Technically, orware networks has been around for a number of years.
The company name originated back in 2003 or so during high school and comes from a fusion of my initials, Omar Ramos, and my favorite computer maker at the time, Alienware (even though I never owned an Alienware PC).
I started out wanting to make computers (buying the necessary hardware and building them from scratch) so the original name of the company was ORWARE Systems.
After a short while (it didn't take me too long to figure out that not that many people wanted custom gaming rigs built for themselves) I moved into the computer consulting field and began doing various side jobs after school fixing computers for various families around my local area.
During my junior year of high school I began running a dial-up Internet service business that my family purchased from a relative named Dial-Up Extreme. That lasted for about two years, until about midway through my first year at UC Berkeley. At the time, I had the dial-up Internet business, a part-time job in the dormitory computing center, my classes and if that weren't enough...there was also a long-distance relationship I was trying to maintain with my girlfriend at the time :-).

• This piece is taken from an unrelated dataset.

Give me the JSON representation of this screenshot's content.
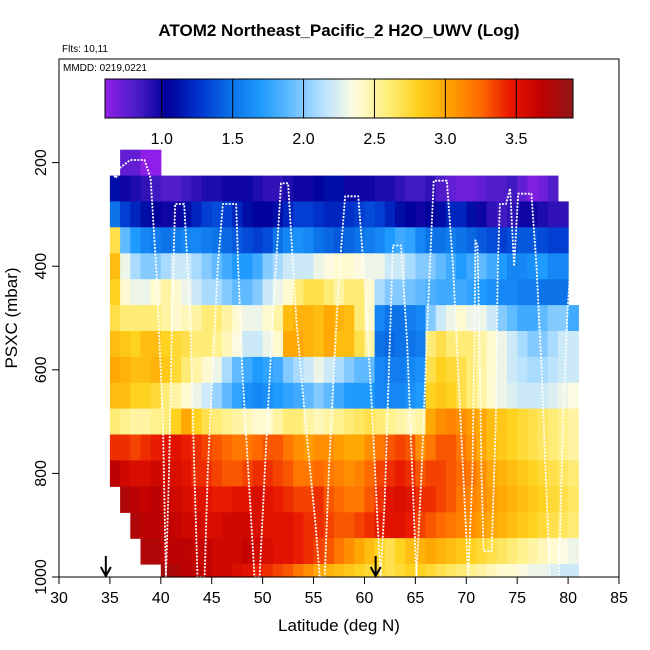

After my first year at Berkeley, even though my grades were good enough, I decided the pace I was learning at, and the things I was focusing on, weren't all the things I wanted to do. Perhaps the best thing to come out of it though was my foundational computer science courses: CS3 and CS61A (thank you very much Brian Harvey!). So I came home after my first year and switched to an online university where I was able to make use of my high school AP credits and units from Berkeley to complete my degree in less time.
Shortly after completing my bachelors degree in Information Technology (at the ripe age of 20), I released a new website concept I had put together that still has the potential to raise a lot of money for communities if it were properly understood and used by a region. I dubbed it the "Virtual County Superstore" concept and it received some notice in the local paper: read the Imperial Valley Press article.This may have inadvertently gotten myself noticed by the local community college where I had applied to earlier in the year for a webmaster position because a short while thereafter, they contacted me to come in for an interview and I was eventually hired by the college.

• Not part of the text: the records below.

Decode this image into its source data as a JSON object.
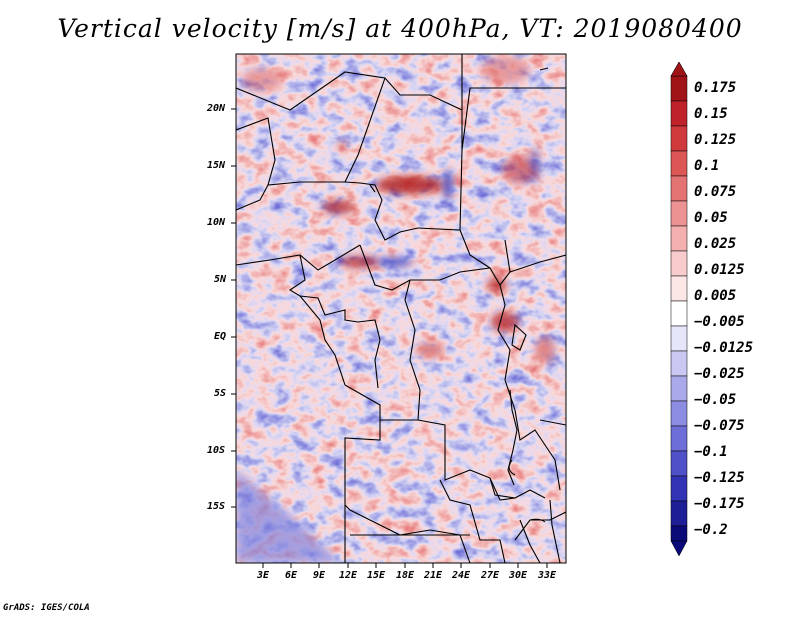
{
  "title": "Vertical velocity [m/s] at 400hPa, VT: 2019080400",
  "credit": "GrADS: IGES/COLA",
  "map": {
    "variable": "vertical velocity",
    "level": "400hPa",
    "lon_range": [
      -1,
      35
    ],
    "lat_range": [
      -19.5,
      25
    ]
  },
  "lat_labels": [
    "20N",
    "15N",
    "10N",
    "5N",
    "EQ",
    "5S",
    "10S",
    "15S"
  ],
  "lon_labels": [
    "3E",
    "6E",
    "9E",
    "12E",
    "15E",
    "18E",
    "21E",
    "24E",
    "27E",
    "30E",
    "33E"
  ],
  "colorbar": {
    "labels": [
      "0.175",
      "0.15",
      "0.125",
      "0.1",
      "0.075",
      "0.05",
      "0.025",
      "0.0125",
      "0.005",
      "−0.005",
      "−0.0125",
      "−0.025",
      "−0.05",
      "−0.075",
      "−0.1",
      "−0.125",
      "−0.175",
      "−0.2"
    ],
    "colors": [
      "#a01418",
      "#c0222a",
      "#d03a3c",
      "#dc5656",
      "#e47474",
      "#ec9292",
      "#f4b0b0",
      "#f8cccc",
      "#fce6e6",
      "#ffffff",
      "#e6e6fa",
      "#c8c8f2",
      "#aaaaea",
      "#8c8ce2",
      "#6e6ed8",
      "#5050c8",
      "#3232b4",
      "#1e1e96",
      "#0a0a78"
    ]
  }
}
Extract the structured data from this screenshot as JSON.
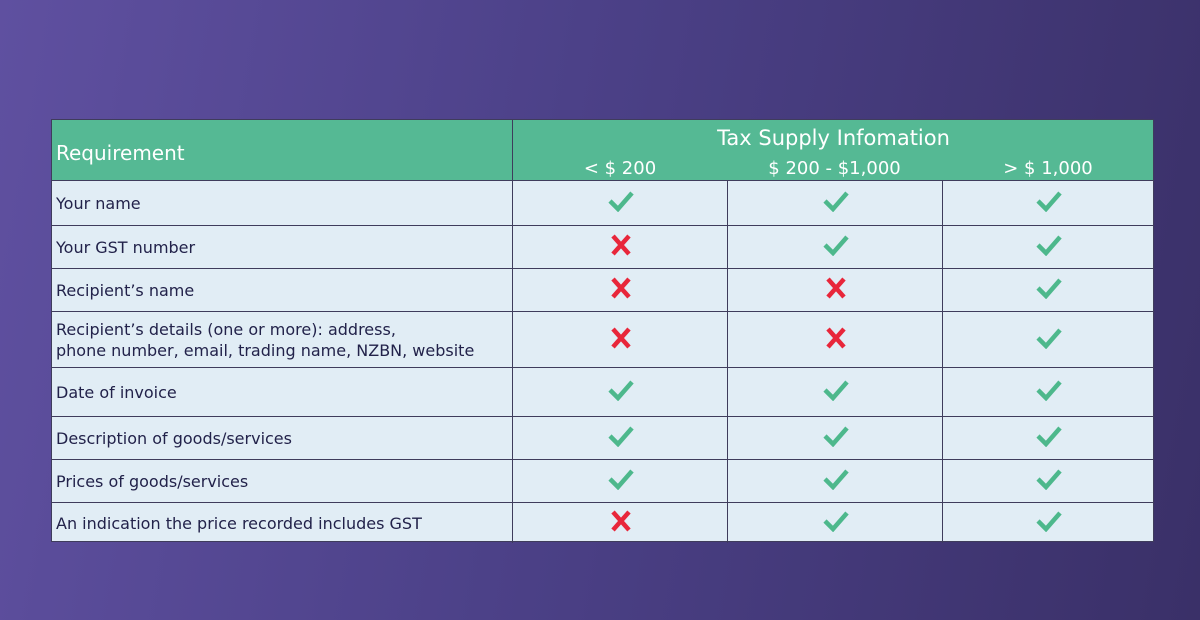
{
  "header": {
    "requirement_label": "Requirement",
    "group_title": "Tax Supply Infomation",
    "columns": [
      "< $ 200",
      "$ 200 - $1,000",
      "> $ 1,000"
    ]
  },
  "colors": {
    "check": "#4db88c",
    "cross": "#e8263a",
    "header": "#55b994"
  },
  "rows": [
    {
      "label": "Your name",
      "values": [
        "check",
        "check",
        "check"
      ]
    },
    {
      "label": "Your GST number",
      "values": [
        "cross",
        "check",
        "check"
      ]
    },
    {
      "label": "Recipient’s name",
      "values": [
        "cross",
        "cross",
        "check"
      ]
    },
    {
      "label": "Recipient’s details (one or more): address,\nphone number, email, trading name, NZBN, website",
      "values": [
        "cross",
        "cross",
        "check"
      ]
    },
    {
      "label": "Date of invoice",
      "values": [
        "check",
        "check",
        "check"
      ]
    },
    {
      "label": "Description of goods/services",
      "values": [
        "check",
        "check",
        "check"
      ]
    },
    {
      "label": "Prices of goods/services",
      "values": [
        "check",
        "check",
        "check"
      ]
    },
    {
      "label": "An indication the price recorded includes GST",
      "values": [
        "cross",
        "check",
        "check"
      ]
    }
  ]
}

Since I've begun working at the college, I've been able to focus on what's now become my passion: developing cool and useful web applications and focusing on contributing towards the Joomla! project as my skills have grown.

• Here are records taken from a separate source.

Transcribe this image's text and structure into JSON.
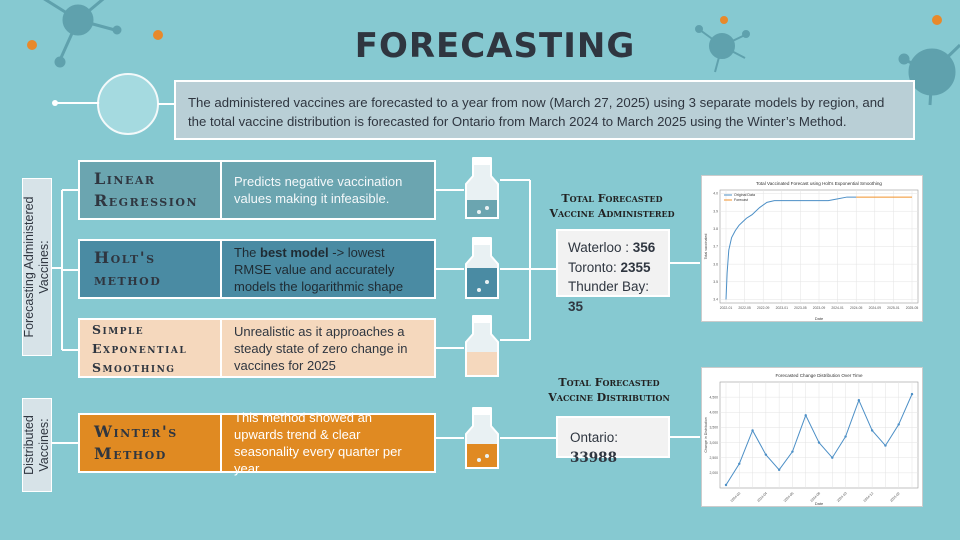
{
  "title": "FORECASTING",
  "intro": "The administered vaccines are forecasted to a year from now (March 27, 2025) using 3 separate models by region, and the total vaccine distribution is forecasted for Ontario from March 2024 to March 2025 using the Winter’s Method.",
  "side_labels": {
    "administered": "Forecasting Administered Vaccines:",
    "distributed": "Distributed Vaccines:"
  },
  "models": [
    {
      "name": "Linear Regression",
      "desc_pre": "Predicts negative vaccination values making it infeasible.",
      "desc_bold": "",
      "desc_post": ""
    },
    {
      "name": "Holt's method",
      "desc_pre": "The ",
      "desc_bold": "best model",
      "desc_post": " -> lowest RMSE value and accurately models the logarithmic shape"
    },
    {
      "name": "Simple Exponential Smoothing",
      "desc_pre": "Unrealistic as it approaches a steady state of zero change in vaccines for 2025",
      "desc_bold": "",
      "desc_post": ""
    },
    {
      "name": "Winter's Method",
      "desc_pre": "This method showed an upwards trend & clear seasonality every quarter per year",
      "desc_bold": "",
      "desc_post": ""
    }
  ],
  "administered": {
    "heading": "Total Forecasted Vaccine Administered",
    "rows": [
      {
        "label": "Waterloo : ",
        "value": "356"
      },
      {
        "label": "Toronto: ",
        "value": "2355"
      },
      {
        "label": "Thunder Bay: ",
        "value": "35"
      }
    ]
  },
  "distribution": {
    "heading": "Total Forecasted Vaccine Distribution",
    "label": "Ontario: ",
    "value": "33988"
  },
  "colors": {
    "background": "#86c9d1",
    "linear": "#6ba5b0",
    "holt": "#4a8ba3",
    "ses": "#f5d8bd",
    "winter": "#e08a22",
    "accent_dot": "#e8892a"
  },
  "chart_data": [
    {
      "type": "line",
      "title": "Total Vaccinated Forecast using Holt's Exponential Smoothing",
      "xlabel": "Date",
      "ylabel": "Total vaccinated",
      "x": [
        "2022-01",
        "2022-05",
        "2022-09",
        "2023-01",
        "2023-05",
        "2023-09",
        "2024-01",
        "2024-05",
        "2024-09",
        "2025-01",
        "2025-05"
      ],
      "yticks": [
        "3.4",
        "3.5",
        "3.6",
        "3.7",
        "3.8",
        "3.9",
        "4.0"
      ],
      "ylim": [
        3.38,
        4.02
      ],
      "series": [
        {
          "name": "Original Data",
          "color": "#4c8fc6",
          "x": [
            0,
            0.06,
            0.15,
            0.3,
            0.5,
            0.7,
            0.9,
            1.1,
            1.4,
            1.8,
            2.2,
            2.6,
            3.0,
            3.6,
            4.5,
            5.5,
            6.0,
            6.5,
            7.0
          ],
          "y": [
            3.4,
            3.55,
            3.68,
            3.75,
            3.79,
            3.82,
            3.84,
            3.86,
            3.88,
            3.92,
            3.95,
            3.96,
            3.96,
            3.96,
            3.96,
            3.96,
            3.97,
            3.98,
            3.98
          ]
        },
        {
          "name": "Forecast",
          "color": "#f0922b",
          "x": [
            7.0,
            8.0,
            9.0,
            10.0
          ],
          "y": [
            3.98,
            3.98,
            3.98,
            3.98
          ]
        }
      ],
      "legend": "top-left",
      "grid": true
    },
    {
      "type": "line",
      "title": "Forecasted Change Distribution Over Time",
      "xlabel": "Date",
      "ylabel": "Change in Distribution",
      "x": [
        "2024-01",
        "2024-02",
        "2024-03",
        "2024-04",
        "2024-05",
        "2024-06",
        "2024-07",
        "2024-08",
        "2024-09",
        "2024-10",
        "2024-11",
        "2024-12",
        "2025-01",
        "2025-02",
        "2025-03"
      ],
      "yticks": [
        "2,000",
        "2,500",
        "3,000",
        "3,500",
        "4,000",
        "4,500"
      ],
      "ylim": [
        1500,
        5000
      ],
      "series": [
        {
          "name": "",
          "color": "#4c8fc6",
          "values": [
            1600,
            2300,
            3400,
            2600,
            2100,
            2700,
            3900,
            3000,
            2500,
            3200,
            4400,
            3400,
            2900,
            3600,
            4600
          ]
        }
      ],
      "grid": true
    }
  ]
}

I had put my business on the back burner after starting my job at the college, and even more so during my second year there as I began teaching two web development courses, but I've been wanting to put together an extensions club for a while now and allow others to benefit from the other extensions I've built since that day two years ago when I released my first extension: ArtCats.
I pledge to anyone coming to my site that I will do my best to treat you fairly and with the respect that you deserve and that I will do my best to make my extensions as error free and feature filled as I possibly can.
I hope you enjoy your experience with orware networks and look forward to doing business with you!